Elsie looked into Peter’s eyes without anger or hatred or even confusion. He saw that she believed him, even with his roundabout way of telling her the truth. But then something else flashed in her eyes.
“I’m not asking you to bury 300 million people,” she said. “I’m merely asking you to bury my husband.”
****
The attempted burial was difficult to an extreme. The hard ground, frozen solid in the north in winter, meant that in the old days, bodies were simply placed in a back, unheated room to wait for spring. Burials happened after the thaw when the ground softened and shovels could break it more easily. However, you try telling that to a woman who just saw her husband murdered before her eyes. Tell her that you can’t bury the body because the ground is frozen.
Peter looked into her eyes and determined that she was an intelligent woman, and reason would return to her in good time. Nevertheless, for right now, Elsie needed a token that would let her turn her back on her dead husband and walk toward the rest of her life. She needed to have closure, and so Peter needed to find some way to bury the man that would give her that token… but it needed to happen quickly, and they had nothing even approximating the proper tools.
Peter had a mini camp shovel in his pack, and Lang had the knife
and a stick. They quickly located and dragged Elsie’s husband into the woods. She’d pointed out the area where he had gone down and described what he was wearing, and they had rushed quickly out into the clearing to retrieve him; so quickly in fact, that they had pulled off his shoes while they were dragging him.
Glenn was his name. Peter seemed to be intent on noting that as they collected his body. Lang just noted aloud that he was tired of digging graves.
They set themselves to digging. They couldn’t go very deep. To do so would just be impossible with the tools at hand. They scratched down a few inches under the snow, and when they could go no further, when all of their efforts resulted in nothing at all, they dragged Glenn’s body into the indentation and searched around for twenty minutes to find enough rocks so that they could pile them on the body.

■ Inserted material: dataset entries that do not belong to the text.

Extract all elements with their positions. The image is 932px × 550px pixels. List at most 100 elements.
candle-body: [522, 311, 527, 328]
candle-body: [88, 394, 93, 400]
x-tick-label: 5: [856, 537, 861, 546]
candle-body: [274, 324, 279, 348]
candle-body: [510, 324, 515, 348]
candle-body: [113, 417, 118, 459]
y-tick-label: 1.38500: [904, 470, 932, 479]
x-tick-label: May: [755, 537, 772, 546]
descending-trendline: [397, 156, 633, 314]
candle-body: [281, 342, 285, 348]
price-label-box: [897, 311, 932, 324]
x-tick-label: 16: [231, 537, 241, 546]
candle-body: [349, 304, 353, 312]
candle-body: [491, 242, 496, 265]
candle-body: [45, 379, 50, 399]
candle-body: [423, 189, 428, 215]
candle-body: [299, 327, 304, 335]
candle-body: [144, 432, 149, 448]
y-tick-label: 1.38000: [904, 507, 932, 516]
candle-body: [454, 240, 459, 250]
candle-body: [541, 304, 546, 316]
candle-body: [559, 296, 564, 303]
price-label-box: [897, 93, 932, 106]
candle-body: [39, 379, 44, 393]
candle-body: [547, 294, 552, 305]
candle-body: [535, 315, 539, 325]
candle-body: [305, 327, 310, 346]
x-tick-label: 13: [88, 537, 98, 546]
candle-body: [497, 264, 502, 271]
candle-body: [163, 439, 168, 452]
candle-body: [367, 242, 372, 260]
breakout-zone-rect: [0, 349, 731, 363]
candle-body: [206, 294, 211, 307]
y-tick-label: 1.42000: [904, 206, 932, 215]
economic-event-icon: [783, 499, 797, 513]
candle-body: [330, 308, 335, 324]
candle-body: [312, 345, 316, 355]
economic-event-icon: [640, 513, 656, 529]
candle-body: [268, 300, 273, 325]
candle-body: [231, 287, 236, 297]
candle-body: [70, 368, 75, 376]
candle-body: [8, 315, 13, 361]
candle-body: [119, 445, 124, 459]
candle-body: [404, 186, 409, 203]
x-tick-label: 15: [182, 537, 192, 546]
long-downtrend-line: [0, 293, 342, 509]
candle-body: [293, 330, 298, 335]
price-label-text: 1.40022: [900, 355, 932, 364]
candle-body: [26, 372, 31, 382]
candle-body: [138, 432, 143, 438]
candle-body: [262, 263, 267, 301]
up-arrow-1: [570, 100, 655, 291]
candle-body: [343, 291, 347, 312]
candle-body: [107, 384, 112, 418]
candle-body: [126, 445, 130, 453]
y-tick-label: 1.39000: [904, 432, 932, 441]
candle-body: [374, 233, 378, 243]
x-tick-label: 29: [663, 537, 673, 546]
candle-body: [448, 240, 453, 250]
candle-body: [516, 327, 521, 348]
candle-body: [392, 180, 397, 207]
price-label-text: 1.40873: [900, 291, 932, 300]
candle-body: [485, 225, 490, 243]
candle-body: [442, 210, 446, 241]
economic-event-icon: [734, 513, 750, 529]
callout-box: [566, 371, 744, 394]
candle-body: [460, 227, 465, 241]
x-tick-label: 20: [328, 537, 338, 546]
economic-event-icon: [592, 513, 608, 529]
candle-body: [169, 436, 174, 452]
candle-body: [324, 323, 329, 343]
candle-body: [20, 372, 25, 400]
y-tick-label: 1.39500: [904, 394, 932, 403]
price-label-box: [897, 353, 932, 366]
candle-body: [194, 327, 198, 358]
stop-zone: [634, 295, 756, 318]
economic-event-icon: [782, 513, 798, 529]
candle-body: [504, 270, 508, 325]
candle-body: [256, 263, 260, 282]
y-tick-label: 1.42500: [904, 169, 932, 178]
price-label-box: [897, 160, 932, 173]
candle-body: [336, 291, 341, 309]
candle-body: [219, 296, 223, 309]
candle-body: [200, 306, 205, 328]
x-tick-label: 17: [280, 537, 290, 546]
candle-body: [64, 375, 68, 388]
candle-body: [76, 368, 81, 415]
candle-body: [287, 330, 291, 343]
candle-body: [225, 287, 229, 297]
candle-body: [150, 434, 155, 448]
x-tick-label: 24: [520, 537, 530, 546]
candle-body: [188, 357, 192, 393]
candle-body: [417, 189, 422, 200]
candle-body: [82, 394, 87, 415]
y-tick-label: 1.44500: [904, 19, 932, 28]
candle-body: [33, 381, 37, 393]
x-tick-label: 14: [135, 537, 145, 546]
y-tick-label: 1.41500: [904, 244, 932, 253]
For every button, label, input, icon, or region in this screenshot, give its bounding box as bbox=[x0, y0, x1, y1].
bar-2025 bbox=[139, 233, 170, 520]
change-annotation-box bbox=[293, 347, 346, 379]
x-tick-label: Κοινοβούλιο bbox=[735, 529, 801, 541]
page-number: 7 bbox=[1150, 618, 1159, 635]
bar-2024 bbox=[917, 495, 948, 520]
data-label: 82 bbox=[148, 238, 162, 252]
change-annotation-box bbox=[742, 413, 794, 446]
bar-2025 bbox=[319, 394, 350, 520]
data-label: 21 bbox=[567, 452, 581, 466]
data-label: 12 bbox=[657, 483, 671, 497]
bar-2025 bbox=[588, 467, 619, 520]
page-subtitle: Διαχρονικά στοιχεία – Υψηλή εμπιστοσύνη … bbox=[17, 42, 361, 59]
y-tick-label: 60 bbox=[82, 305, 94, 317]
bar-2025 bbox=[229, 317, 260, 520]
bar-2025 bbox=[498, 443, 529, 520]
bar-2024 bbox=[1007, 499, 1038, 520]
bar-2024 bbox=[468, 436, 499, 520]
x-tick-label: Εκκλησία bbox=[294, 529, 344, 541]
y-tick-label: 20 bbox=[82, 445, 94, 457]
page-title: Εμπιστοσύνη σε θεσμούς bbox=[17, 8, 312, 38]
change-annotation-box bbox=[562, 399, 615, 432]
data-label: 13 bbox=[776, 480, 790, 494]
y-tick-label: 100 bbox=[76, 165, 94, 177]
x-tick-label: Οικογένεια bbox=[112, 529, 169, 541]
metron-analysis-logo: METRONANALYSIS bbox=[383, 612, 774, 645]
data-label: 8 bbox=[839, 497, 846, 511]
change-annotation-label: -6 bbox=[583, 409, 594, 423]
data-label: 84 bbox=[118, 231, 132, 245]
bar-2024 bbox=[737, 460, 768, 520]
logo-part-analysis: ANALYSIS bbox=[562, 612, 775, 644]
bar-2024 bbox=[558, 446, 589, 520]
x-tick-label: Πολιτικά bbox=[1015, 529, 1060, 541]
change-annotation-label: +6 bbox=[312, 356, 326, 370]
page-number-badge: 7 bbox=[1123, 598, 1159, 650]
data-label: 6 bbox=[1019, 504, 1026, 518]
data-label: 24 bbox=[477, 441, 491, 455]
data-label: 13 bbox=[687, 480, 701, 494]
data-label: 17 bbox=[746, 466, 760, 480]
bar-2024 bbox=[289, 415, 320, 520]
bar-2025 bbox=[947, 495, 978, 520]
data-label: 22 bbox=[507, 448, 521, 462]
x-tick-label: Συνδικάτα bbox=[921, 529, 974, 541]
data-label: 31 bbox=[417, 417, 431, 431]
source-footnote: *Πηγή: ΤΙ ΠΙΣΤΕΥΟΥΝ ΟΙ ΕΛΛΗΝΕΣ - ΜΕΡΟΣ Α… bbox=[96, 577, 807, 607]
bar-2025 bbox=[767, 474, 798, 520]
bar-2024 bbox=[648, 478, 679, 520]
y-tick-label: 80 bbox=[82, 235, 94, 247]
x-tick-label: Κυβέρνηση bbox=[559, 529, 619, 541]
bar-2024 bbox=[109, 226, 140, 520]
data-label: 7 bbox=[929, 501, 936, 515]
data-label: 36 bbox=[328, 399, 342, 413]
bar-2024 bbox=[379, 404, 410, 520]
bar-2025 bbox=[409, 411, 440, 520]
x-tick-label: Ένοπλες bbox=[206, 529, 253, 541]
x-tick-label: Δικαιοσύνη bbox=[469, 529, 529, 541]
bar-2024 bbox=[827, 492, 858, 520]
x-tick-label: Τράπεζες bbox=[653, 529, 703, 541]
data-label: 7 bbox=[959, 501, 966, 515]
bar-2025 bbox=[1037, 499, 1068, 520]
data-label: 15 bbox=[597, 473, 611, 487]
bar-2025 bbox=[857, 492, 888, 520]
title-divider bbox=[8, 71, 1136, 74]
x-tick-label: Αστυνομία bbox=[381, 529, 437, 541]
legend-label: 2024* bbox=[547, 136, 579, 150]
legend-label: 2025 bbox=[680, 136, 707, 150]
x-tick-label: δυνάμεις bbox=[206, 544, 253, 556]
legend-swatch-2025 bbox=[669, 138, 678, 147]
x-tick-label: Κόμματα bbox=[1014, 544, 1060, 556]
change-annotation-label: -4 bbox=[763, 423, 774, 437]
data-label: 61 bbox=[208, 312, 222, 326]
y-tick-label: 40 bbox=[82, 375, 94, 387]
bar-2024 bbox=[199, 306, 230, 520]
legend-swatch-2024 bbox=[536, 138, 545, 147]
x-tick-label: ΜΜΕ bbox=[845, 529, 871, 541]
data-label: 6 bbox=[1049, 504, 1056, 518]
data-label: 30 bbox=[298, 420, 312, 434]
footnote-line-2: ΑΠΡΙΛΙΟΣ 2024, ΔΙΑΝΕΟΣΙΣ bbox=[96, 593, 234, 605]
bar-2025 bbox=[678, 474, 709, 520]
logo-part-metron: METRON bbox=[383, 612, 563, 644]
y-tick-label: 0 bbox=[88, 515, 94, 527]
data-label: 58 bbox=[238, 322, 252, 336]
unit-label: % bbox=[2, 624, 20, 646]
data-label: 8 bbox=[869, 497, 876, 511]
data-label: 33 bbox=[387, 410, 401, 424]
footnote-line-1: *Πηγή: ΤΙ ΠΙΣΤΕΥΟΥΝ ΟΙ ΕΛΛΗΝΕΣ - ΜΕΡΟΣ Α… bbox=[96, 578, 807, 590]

They ended up with an above ground burial. The rocks would serve—as much as possible—to keep the animals away from the corpse. Elsie would just have to understand, because, well, it was winter and the ground was now frozen. They had no tools. What else can you say?
They gathered around the grave with Elsie, and no one said anything. What do you say in such moments, standing at a stranger’s grave with a woman you don’t know who has just lost her husband? Peter thought of his wife and children. Lang thought of his town and felt the pain shooting through his arm. Natasha thought about her brother.
After a few minutes, Elsie just nodded and walked away. Peter and Lang once again caught one another’s eyes as they turned their backs on Glenn and the specter of needless, wanton death. Natasha lingered for just a moment and looked into the night’s sky. She saw in a patch of blue-black darkness a line of geese flying overhead through the stillness. She would have sworn that the geese’s Ya-honk was an accusation, but for the life of her, at that moment, she could not have explained just why.